Los vigilantes


Eltit, Diamela. Los vigilantes. Ed. Sudamericana Chilena. 2da edición, 1999

Por Laura Acero Polanía


El lector se acerca sospechoso a la narración de un hijo que vive el encierro en casa, con su madre y con un padre ausente. El lector acecha más adelante la cotidianidad de esta curiosa pareja que, día a día, siente el acoso de unos vecinos que opinan sobre su forma de vida, y sólo le es posible comprender alguna compleja realidad desde las cartas de la mujer al padre de su hijo. El lector se aproxima finalmente al colapso de la vida de la madre y la por fin revelación del niño, “la criatura”, que intenta de todas las formas salvar a su ton ton ton tonta madre de la pérdida de ejes, principios, ideas… cualquier forma de pensamiento a medias racional.

Pero ese lector no dejará de sentirse un vigilante más. De hecho, la novela de Eltit puede leerse no sólo desde el punto de vista sociológico, que ubica la crítica tan marcada al sistema de valores occidentales de los que la narradora-escritora habla tan explícitamente, sino también como una gran simbología de la escritura. Desde esa perspectiva, hablar de Los vigilantes es hablar de los lectores mismos que actúan como inquisidores de la escritura eltitiana. Cada personaje, también, toma la forma de uno de esos lugares que en la Literatura pueden tener la ideología, la palabra, el poder, la forma, el lector y el escritor.

El hijo, aquello que es-contado, inicia la narración en su lenguaje tan dificultoso para la lectura. Su comportamiento, apenas descrito, conduce a la idea de un bebé incomprensible. Golpes, llanto, correr, risas como estallidos, hacen del hijo una escritura difícil e imposible de entender para el lector. En ese sentido, comienza la ruta de este último para hallar la razón o intentar al menos comprender un poco el carácter o personalidad de este niño, que está todo el tiempo intentando separar a su madre de “esas páginas” que no le permiten estar con él. Como si el niño fuera aquello inalcanzable para las palabras… El hijo es la escritura tonta y la madre es la que ¡por fin!, se desprende de esa escritura para dejarla de llamar “tu hijo” y referirse a ella como “la criatura”. El hijo tiene un padre que realmente nunca ha existido…

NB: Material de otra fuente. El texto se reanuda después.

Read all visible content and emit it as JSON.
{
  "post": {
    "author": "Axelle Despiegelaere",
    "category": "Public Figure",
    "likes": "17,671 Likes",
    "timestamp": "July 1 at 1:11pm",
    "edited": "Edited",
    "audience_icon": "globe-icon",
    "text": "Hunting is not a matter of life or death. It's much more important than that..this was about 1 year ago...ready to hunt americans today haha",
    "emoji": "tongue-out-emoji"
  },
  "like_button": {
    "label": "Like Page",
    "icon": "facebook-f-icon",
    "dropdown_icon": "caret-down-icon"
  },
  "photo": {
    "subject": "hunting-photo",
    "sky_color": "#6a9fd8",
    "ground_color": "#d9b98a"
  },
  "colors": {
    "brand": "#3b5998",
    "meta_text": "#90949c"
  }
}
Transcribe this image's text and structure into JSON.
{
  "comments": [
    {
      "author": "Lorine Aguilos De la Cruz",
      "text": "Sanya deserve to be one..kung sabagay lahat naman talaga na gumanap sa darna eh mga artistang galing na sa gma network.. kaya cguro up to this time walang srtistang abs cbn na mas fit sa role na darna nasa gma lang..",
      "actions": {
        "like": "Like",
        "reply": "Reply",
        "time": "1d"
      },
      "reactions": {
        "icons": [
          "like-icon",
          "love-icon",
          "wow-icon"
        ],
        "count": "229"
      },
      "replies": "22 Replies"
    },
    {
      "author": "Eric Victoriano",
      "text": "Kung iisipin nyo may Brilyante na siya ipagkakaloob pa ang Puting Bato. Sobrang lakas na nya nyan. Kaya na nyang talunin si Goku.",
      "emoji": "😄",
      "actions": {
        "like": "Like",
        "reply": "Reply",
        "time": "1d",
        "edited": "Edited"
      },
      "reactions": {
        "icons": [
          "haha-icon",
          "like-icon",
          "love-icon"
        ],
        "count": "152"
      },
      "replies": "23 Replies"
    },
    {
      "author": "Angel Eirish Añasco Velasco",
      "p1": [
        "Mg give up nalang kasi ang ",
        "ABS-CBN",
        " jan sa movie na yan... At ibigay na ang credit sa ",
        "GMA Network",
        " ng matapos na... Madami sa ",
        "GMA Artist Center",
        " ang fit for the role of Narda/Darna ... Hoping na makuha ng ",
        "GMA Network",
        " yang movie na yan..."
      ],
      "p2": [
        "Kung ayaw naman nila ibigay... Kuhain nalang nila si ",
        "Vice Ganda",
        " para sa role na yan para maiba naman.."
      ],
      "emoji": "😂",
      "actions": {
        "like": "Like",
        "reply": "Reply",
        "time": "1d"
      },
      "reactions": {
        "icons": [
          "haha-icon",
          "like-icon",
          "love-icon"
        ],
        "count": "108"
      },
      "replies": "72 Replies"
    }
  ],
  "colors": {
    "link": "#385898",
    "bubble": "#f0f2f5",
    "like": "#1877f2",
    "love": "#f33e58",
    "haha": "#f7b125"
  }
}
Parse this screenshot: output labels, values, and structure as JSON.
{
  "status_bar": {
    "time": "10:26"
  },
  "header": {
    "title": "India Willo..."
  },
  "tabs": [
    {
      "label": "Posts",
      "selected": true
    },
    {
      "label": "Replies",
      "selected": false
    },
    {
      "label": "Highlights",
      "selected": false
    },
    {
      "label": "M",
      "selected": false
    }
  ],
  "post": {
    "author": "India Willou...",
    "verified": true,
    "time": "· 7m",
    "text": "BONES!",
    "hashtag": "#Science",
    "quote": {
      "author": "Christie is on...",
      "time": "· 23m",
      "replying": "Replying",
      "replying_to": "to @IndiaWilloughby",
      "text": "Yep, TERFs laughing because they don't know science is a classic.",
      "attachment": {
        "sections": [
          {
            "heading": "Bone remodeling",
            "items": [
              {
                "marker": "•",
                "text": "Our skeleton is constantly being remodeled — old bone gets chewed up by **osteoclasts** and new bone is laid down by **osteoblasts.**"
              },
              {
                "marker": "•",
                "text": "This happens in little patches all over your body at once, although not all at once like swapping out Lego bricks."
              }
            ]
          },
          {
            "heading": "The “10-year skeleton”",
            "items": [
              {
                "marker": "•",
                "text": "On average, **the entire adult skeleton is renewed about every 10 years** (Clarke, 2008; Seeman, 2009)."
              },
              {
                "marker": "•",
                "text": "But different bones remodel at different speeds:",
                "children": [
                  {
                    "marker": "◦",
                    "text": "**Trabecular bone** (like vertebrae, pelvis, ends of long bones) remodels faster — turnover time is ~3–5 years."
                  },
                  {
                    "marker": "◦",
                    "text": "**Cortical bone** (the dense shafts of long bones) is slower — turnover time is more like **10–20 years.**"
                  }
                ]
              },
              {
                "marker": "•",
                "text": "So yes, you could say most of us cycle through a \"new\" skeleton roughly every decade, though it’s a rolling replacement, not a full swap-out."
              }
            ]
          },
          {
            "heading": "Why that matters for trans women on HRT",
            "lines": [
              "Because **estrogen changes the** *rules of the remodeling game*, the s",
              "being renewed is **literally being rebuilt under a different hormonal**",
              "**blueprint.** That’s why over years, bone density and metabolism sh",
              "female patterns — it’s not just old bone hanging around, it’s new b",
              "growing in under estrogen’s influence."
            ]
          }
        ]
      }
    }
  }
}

El padre ausente. Cuando el narrador es la mujer, se dirige constantemente a un padre que puede verse como el orden, el canon, aquello que además bordea y ordena la palabra. Si detrás se planea ver lo explícito de las cartas de la mujer-narradora, nos encontramos con el padre como el dueño de los valores y el que condena la labor-escritura-crianza de la madre con su hijo. Pero el padre es una figura que desaparece. Si la narradora cree dirigirse al padre, termina por descubrir que jamás se ha dirigido a él, porque “ni siquiera sé si existas”.

La suegra, esa supuesta abuela preocupada, es la enviada del Poder, la mujer embajadora y acusadora de sus iguales en género. El hijo se apropia por completo del espíritu y pensamiento de la madre, supuesta escritora, hasta dejarla inerme, tan autista como la escritura misma, con su risa bum bum bum, y de repente todo se va hacia el final, hacia el silencio, porque la escritura-hijo deja la oscuridad y, al salir a la calle, “habla” por sí misma.

Los vigilantes somos nosotros, lectores de todo lo que creemos saber, casi malos-lectores, perseguimos a la mujer a través de las páginas para despojarla de su escritura y estamos de parte del padre, inexistente, o quizás, más bien, inencotrable, ausente (como cualquier padre de la escritura, a veces tan huérfana…), aquél a quien nunca se ha dirigido la que sólo finalizando la novela es capaz de darse un nombre, “Margarita”.

Y como tantas reflexiones, esta escritura de lo que no puede escribirse, esta imposibilidad de hablar si no es de parte de un poder escurridizo, ese “al nombrarte te pierdo” de la experiencia, la novela se encamina en balbuceos, grotescas risotadas y lenguajes no verbales hacia su fin.

La criatura, “tu hijo”, la escritura, es autista. Y la escritora, afásica.